Kasus penghakiman oleh warga Desa Karang Sari, Simalungun terhadap Indra[1] misalnya, tidak banyak mendapatkan pemberitaan koran online yang banyak dikenal seperti Kompas.com, Tempo.co, dan Republika.co.id. Kelanjutan dari berita ini juga tidak diberitakan, apakah masyarakat yang melakukan penghakiman massa terhadap Indra dihukum atau tidak. Harus diakui bahwa kasus Indra dan Zoya berbeda karena Zoya yang dituduh pelaku ternyata merupakan korban penghakiman salah alamat. Meskipun demikian, pemberitaan media juga tidak dapat dinafikan dalam menjadikan kasus ini menjadi perhatian nasional bahkan internasional.

Kekuatan Media
Tulisan ini ingin mengetahui bagaimana media online dapat mempengaruhi pembaca melalui wacana yang disampaikan. Artikel ini akan menggunakan pemberitaan dari tiga media untuk melihat cara media online membingkai berita soal fenomena masyarakat yang melakukan penghakiman di Bekasi. Dipilih tiga media online terdiri dari rangking, presentase pengunjung, dan karakteristik pengunjung dari Alexa, yaitu CNN Indonesia, Detik, dan Okezone. Media pertama dan kedua memiliki 94,9% pengunjung di Indonesia setiap hari-nya sedangkan media ketiga memiliki 94,6% pengunjung per harinya. Ketiganya media ini memiliki mayoritas karakteristik pembaca yang sama, yaitu laki-laki yang memiliki pendidikan terakhir kuliah di universitas dan membaca berita pada lokasi browsing di tempat kerja (Alexa, 2017). Dapat disimpulkan bahwa pemberitaan dalam ketiga koran online tersebut juga mempengaruhi perspektif dari masyarakat yang membacanya, terutama karakteristik masyarakat tersebut.

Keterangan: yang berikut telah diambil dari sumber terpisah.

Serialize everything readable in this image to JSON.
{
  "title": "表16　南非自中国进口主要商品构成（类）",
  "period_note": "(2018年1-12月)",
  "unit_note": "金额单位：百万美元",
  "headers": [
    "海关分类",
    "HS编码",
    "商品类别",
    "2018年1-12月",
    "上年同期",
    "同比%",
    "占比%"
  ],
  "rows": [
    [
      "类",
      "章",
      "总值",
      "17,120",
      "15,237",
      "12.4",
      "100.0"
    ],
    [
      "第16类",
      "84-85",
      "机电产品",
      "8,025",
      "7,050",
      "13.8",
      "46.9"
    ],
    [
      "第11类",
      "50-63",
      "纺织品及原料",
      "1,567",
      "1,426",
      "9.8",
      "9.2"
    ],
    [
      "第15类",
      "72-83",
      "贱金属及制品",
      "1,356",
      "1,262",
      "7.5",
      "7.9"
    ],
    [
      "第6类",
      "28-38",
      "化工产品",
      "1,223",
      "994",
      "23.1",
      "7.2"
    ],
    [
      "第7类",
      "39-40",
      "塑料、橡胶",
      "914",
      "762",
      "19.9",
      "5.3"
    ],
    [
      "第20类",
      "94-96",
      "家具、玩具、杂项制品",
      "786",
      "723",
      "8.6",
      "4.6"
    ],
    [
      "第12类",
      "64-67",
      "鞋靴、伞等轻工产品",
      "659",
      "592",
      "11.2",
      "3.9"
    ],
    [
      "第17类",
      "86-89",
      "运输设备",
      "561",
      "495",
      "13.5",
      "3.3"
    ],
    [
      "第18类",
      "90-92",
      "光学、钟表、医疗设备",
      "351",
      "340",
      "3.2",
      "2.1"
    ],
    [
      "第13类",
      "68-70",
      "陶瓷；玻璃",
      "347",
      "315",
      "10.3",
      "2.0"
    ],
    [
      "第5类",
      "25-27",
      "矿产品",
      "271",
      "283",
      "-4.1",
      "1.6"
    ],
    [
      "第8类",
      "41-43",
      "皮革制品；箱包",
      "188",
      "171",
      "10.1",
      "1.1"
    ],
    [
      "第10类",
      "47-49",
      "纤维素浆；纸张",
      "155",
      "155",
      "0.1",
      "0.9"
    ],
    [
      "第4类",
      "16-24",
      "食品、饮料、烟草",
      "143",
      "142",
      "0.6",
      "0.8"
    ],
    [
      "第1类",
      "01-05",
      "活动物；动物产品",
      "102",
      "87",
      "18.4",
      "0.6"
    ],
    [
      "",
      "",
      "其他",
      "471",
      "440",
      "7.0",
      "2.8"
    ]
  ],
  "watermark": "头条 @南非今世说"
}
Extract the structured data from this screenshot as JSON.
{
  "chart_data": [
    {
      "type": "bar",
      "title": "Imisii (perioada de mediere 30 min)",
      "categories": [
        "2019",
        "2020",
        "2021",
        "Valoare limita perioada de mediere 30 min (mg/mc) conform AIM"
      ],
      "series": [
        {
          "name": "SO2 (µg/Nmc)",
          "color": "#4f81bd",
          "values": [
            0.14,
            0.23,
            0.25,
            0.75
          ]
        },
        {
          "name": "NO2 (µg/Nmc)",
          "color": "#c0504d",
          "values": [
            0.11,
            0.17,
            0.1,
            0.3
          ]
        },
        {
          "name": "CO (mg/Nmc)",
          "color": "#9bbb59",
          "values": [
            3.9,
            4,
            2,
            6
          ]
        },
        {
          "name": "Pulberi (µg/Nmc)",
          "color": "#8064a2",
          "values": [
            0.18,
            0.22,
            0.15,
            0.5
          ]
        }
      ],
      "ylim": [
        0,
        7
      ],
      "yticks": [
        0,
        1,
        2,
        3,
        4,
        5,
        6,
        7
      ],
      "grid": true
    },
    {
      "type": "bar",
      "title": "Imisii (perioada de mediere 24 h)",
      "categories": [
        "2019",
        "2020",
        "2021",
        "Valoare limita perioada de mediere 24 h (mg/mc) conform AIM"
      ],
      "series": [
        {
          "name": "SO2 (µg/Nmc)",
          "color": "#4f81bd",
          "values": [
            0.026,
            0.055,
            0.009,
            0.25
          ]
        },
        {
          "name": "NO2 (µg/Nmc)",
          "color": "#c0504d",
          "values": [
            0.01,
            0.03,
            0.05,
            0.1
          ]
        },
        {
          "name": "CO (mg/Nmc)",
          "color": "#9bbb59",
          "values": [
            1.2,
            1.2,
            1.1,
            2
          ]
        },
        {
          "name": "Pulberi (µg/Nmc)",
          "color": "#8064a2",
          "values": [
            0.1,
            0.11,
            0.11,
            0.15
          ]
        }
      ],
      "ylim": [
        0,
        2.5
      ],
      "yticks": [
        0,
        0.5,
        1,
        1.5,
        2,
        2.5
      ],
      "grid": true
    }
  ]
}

Berita pertama yaitu CNN Indonesia memiliki judul berita “Korban Pembakaran di Bekasi Belum Dipastikan Curi Amplifier” oleh Marselinus Gual pada 4 Agustus 2017. Dalam berita ini diceritakan bahwa MA (pria tiga puluh tahun) dipukul dan dibakar massa karena diduga mencuri pengeras suara di Mushala Al-Hidayah. Kabid Humas Polda Metro Jaya Komisaris Besar Raden Prabowo Argo Yawono mengatakan bahwa Kepolisian masih memeriksa berbagai saksi untuk menemukan bukti dari dugaan MA sebagai pelaku pencurian amplifier. Judul yang ditampilkan menghilangkan Zoya sebagai pelaku pencuri amplifier dengan menggunakan kata “belum dipastikan curi amplifier”. Sementara di dalam berita ini disebutkan bahwa Rojali sebagai saksi kunci melihat gerak-gerik yang mencurigakan sejak pertama kali MA datang ke mushala hingga diketahui ampli yang hilang bersamaan dengan perginya MA. Kemudian di akhir berita disebutkan bahwa “Pembakaran ini ramai dibahas media sosial. MA disebut-sebut sebagai korban salah sasaran. Sebab, ternyata amplifier itu masih ada di mushala.”, namun terdapat kalimat dari pihak Kepolisian bahwa tidak terdapat saksi yang mengatakan amplifier masih ada di mushala.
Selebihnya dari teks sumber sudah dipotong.